文玉宁不暇再思,大喝一声“且慢”腾空而下,一掌击出“碰”的一声,把“赤练魔女”打退半步,但那衲匕首也插入龚之愚,所幸她力道被文玉宁击偏,仅插入一半。
龚延陵哭喊一声已抱着老父,拿出伤药包扎。
那“赤练魔女”瞪着文玉宁,一言不发。
文玉宁低声道:“前辈曾允诺文某愿为文某做任意一事,小子斗胆请前辈——”他的意思是叫魔女不必硬要置龚之愚于死地。
“赤练魔女”见龚之愚背上鲜血如注,早已忍不下心,这时不待文玉宁说,掩目反身奔去。
文玉宁知“赤练魔女”和那白发美妇人是一人后,心中对她的恶戾毒辣颇为谅解,这时见她掩面奔去,也不禁黯然。
回首看龚之愚那边,只见严云玲也跃下树来,替龚之愚止血,那龚之愚失血虽多,看来已无生命危险,龚延陵忙起立对文玉宁一揖到地道:“文兄真人不露相,上次投宿敝庄,招待不周,尚乞见谅——”
文玉宁忙还礼,趋近察看伤势。
等大家回到庄上,文玉宁见众人都忙于请医师治疗,便打算和严云玲告退,龚延陵忽然匆匆赶来道:“两位请便,家父有事要与两位一谈。”
文玉宁、严云玲两人跟他走入龚之愚卧室中,这时庄人都已退出,房中只有四人。
龚之愚与文玉宁点首为礼道:“老夫有伤在身,不便施礼,适才承文小侠相救,想来那戴丽珠所言,小侠也必尽听入耳,只是这些间若干情节连我也不甚清楚,必要寻得那谭明刚才能真象大白,尚请小侠恕老夫不肯明言——”
文玉宁听他解释不能把详情告诉自己,其实自己对这事前后已有大概轮廓,当下道:“前辈既有难明之言,晚辈自然不再多问。
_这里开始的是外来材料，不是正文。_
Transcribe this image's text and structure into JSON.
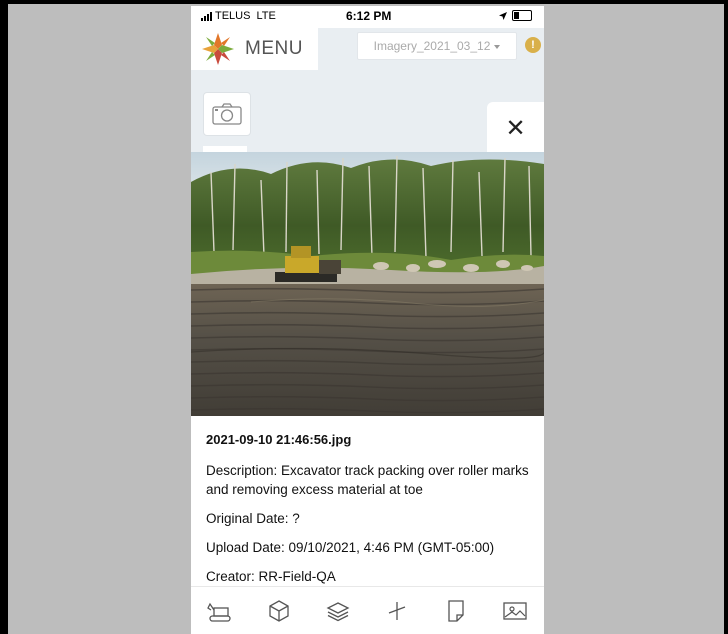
{
  "status_bar": {
    "carrier": "TELUS",
    "network": "LTE",
    "time": "6:12 PM"
  },
  "header": {
    "menu_label": "MENU",
    "imagery_selected": "Imagery_2021_03_12",
    "alert_symbol": "!"
  },
  "photo_panel": {
    "close_symbol": "✕",
    "filename": "2021-09-10 21:46:56.jpg",
    "description": "Description: Excavator track packing over roller marks and removing excess material at toe",
    "original_date": "Original Date: ?",
    "upload_date": "Upload Date: 09/10/2021, 4:46 PM (GMT-05:00)",
    "creator": "Creator: RR-Field-QA"
  },
  "colors": {
    "alert": "#d9b04a",
    "logo_orange": "#e2772a",
    "logo_green": "#7cac3d",
    "logo_red": "#c94a3d"
  },
  "bottom_tools": [
    "excavator-icon",
    "cube-icon",
    "layers-icon",
    "measure-icon",
    "note-icon",
    "image-icon"
  ]
}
”接着就准备辞出,那龚之愚也不多留,只命延陵代他送客。
文玉宁和龚延陵倒是一见如故,那龚延陵道:“上次文兄走后,才知文兄竟是新近名满江湖的小侠,正恨失之交臂,非是咱们不知礼数怎奈家父有难言之隐,不能长留文兄多多亲近,尚祈不要见怪。”
文玉宁忙道:“少庄主不可客套,我与龚兄一见如故,他日如有用在下之处,虽千里必自赶到。”
龚延陵目送出里许,才怅然而别。
途上文玉宁对严云玲道:“那‘赤练魔女’果然满腹伤心事,但那龚之愚看来并非穷凶极恶之徒,我看放火烧屋之事必然有蹊跷。”
严云玲冰雪聪明,早也觉到,对文玉宁道:“看来只有那谭明刚才知道全部真象。”这时前面忽然一阵马嘶,原来一个马贩赶了一批马奔驰而来,文玉宁忽道:“咱们不如买匹马代步,也好沿途安逸些。”严云玲自然赞同。
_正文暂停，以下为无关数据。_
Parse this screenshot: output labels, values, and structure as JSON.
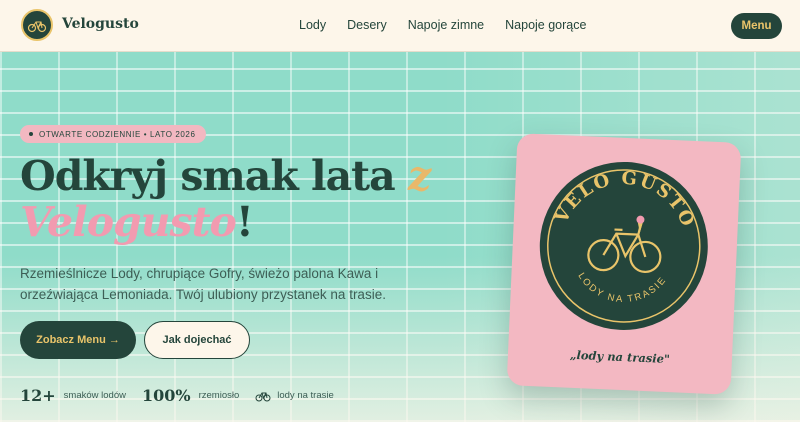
{
  "header": {
    "brand": "Velogusto",
    "nav": [
      "Lody",
      "Desery",
      "Napoje zimne",
      "Napoje gorące"
    ],
    "menu_label": "Menu"
  },
  "hero": {
    "pill": "OTWARTE CODZIENNIE • LATO 2026",
    "headline_part1": "Odkryj smak lata ",
    "headline_z": "z",
    "headline_brand": "Velogusto",
    "headline_end": "!",
    "lead": "Rzemieślnicze Lody, chrupiące Gofry, świeżo palona Kawa i orzeźwiająca Lemoniada. Twój ulubiony przystanek na trasie.",
    "primary_btn": "Zobacz Menu →",
    "secondary_btn": "Jak dojechać",
    "stats": [
      {
        "num": "12+",
        "label": "smaków lodów"
      },
      {
        "num": "100%",
        "label": "rzemiosło"
      },
      {
        "label": "lody na trasie"
      }
    ]
  },
  "card": {
    "seal_top": "VELO GUSTO",
    "seal_bottom": "LODY NA TRASIE",
    "caption": "„lody na trasie\""
  },
  "colors": {
    "primary": "#24453b",
    "accent_gold": "#e9c46a",
    "accent_pink": "#f29bb0",
    "mint": "#8fdcc9",
    "cream": "#fdf6ea"
  }
}
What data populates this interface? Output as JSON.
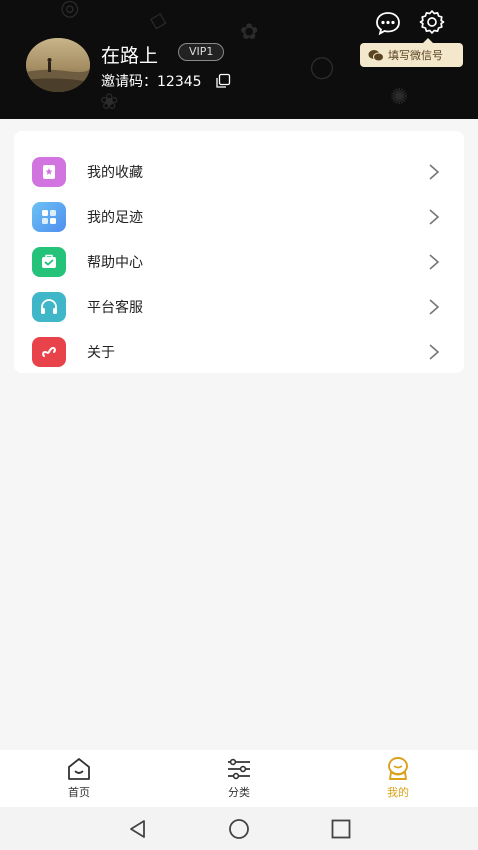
{
  "profile": {
    "username": "在路上",
    "vip_label": "VIP1",
    "invite_text": "邀请码：12345",
    "wechat_button_label": "填写微信号"
  },
  "menu": {
    "items": [
      {
        "label": "我的收藏",
        "icon": "bookmark-icon",
        "color": "#d274e0"
      },
      {
        "label": "我的足迹",
        "icon": "grid-icon",
        "color": "#5aa7f0"
      },
      {
        "label": "帮助中心",
        "icon": "help-icon",
        "color": "#25c27a"
      },
      {
        "label": "平台客服",
        "icon": "headset-icon",
        "color": "#3fb7c9"
      },
      {
        "label": "关于",
        "icon": "link-icon",
        "color": "#e8434a"
      }
    ]
  },
  "bottom_nav": {
    "tabs": [
      {
        "label": "首页",
        "icon": "home-icon"
      },
      {
        "label": "分类",
        "icon": "filter-icon"
      },
      {
        "label": "我的",
        "icon": "profile-icon",
        "active": true
      }
    ]
  },
  "colors": {
    "accent": "#d9a21b",
    "header_bg": "#0d0d0d",
    "wechat_pill_bg": "#f3e7cc"
  }
}
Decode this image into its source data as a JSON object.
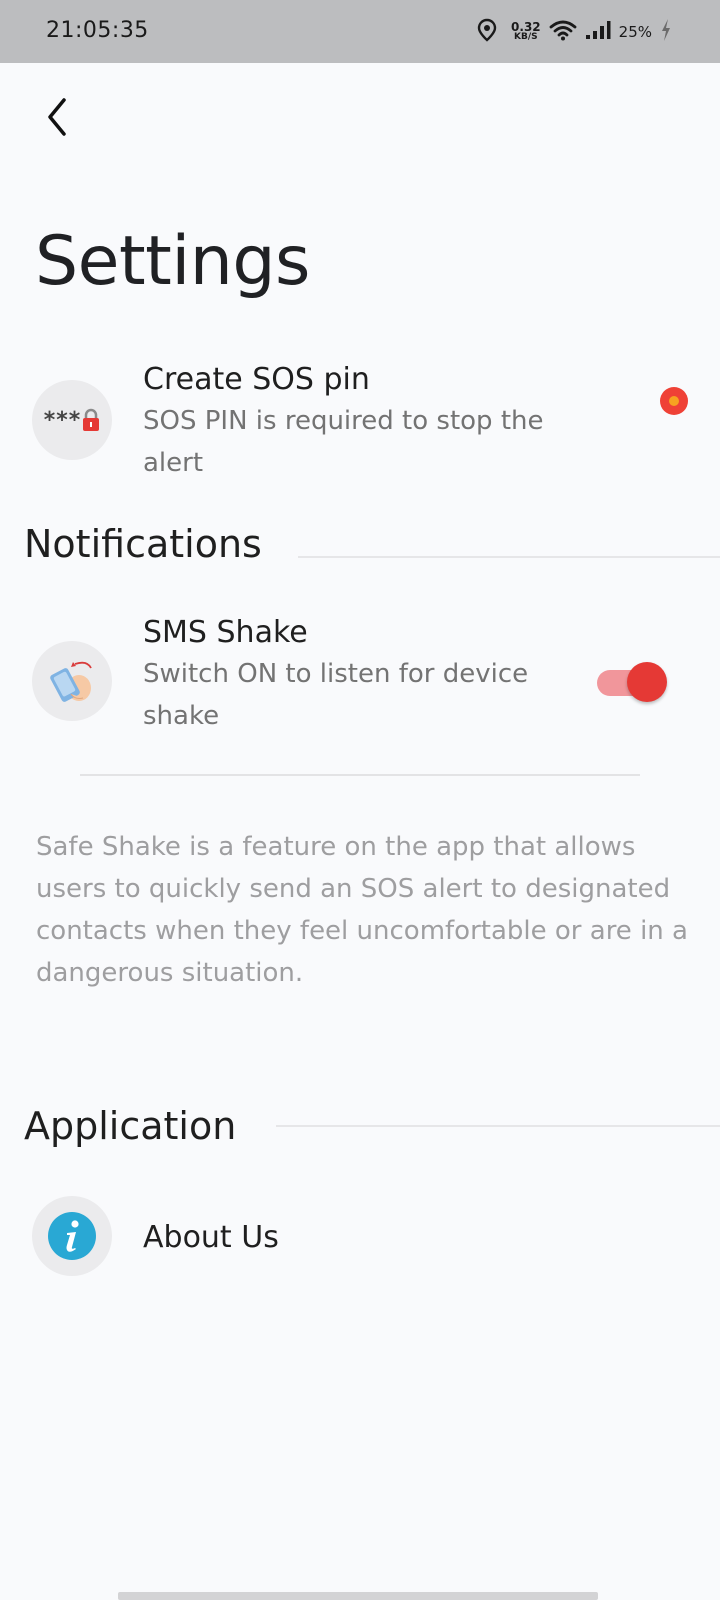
{
  "status_bar": {
    "time": "21:05:35",
    "net_speed_value": "0.32",
    "net_speed_unit": "KB/S",
    "battery": "25%"
  },
  "page": {
    "title": "Settings"
  },
  "sos_pin": {
    "title": "Create SOS pin",
    "description": "SOS PIN is required to stop the alert",
    "icon_text": "***",
    "status_color": "#ef4136"
  },
  "notifications": {
    "header": "Notifications",
    "sms_shake": {
      "title": "SMS Shake",
      "description": "Switch ON to listen for device shake",
      "enabled": true
    },
    "info_text": "Safe Shake is a feature on the app that allows users to quickly send an SOS alert to designated contacts when they feel uncomfortable or are in a dangerous situation."
  },
  "application": {
    "header": "Application",
    "about": {
      "title": "About Us"
    }
  },
  "colors": {
    "accent": "#e53935",
    "info_icon": "#29a8d4",
    "background": "#f9fafc"
  }
}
那马贩转眼驰近,文玉宁唤他停下,捡了两匹骏马买下,与严云玲骑上,并肩而驰,另有一番风趣。
芦野侠踪八、嵩山古剎
八、嵩山古剎
二人信马所至,又将回至市镇中。这时已是仲秋时分,天气已渐寒冷,二人一身内功,倒也不畏寒冷,谈谈笑笑,并不觉寂寞。
又行了一盏茶时分,入镇官道已经在望,严云玲陡然脸色一变,策马进入道旁林中……文玉宁莫名其妙,只得策马入林,只见严云玲马前停着一只小小的鸟儿,毛色血红,摇头摆尾,似在和严云玲用动作谈话。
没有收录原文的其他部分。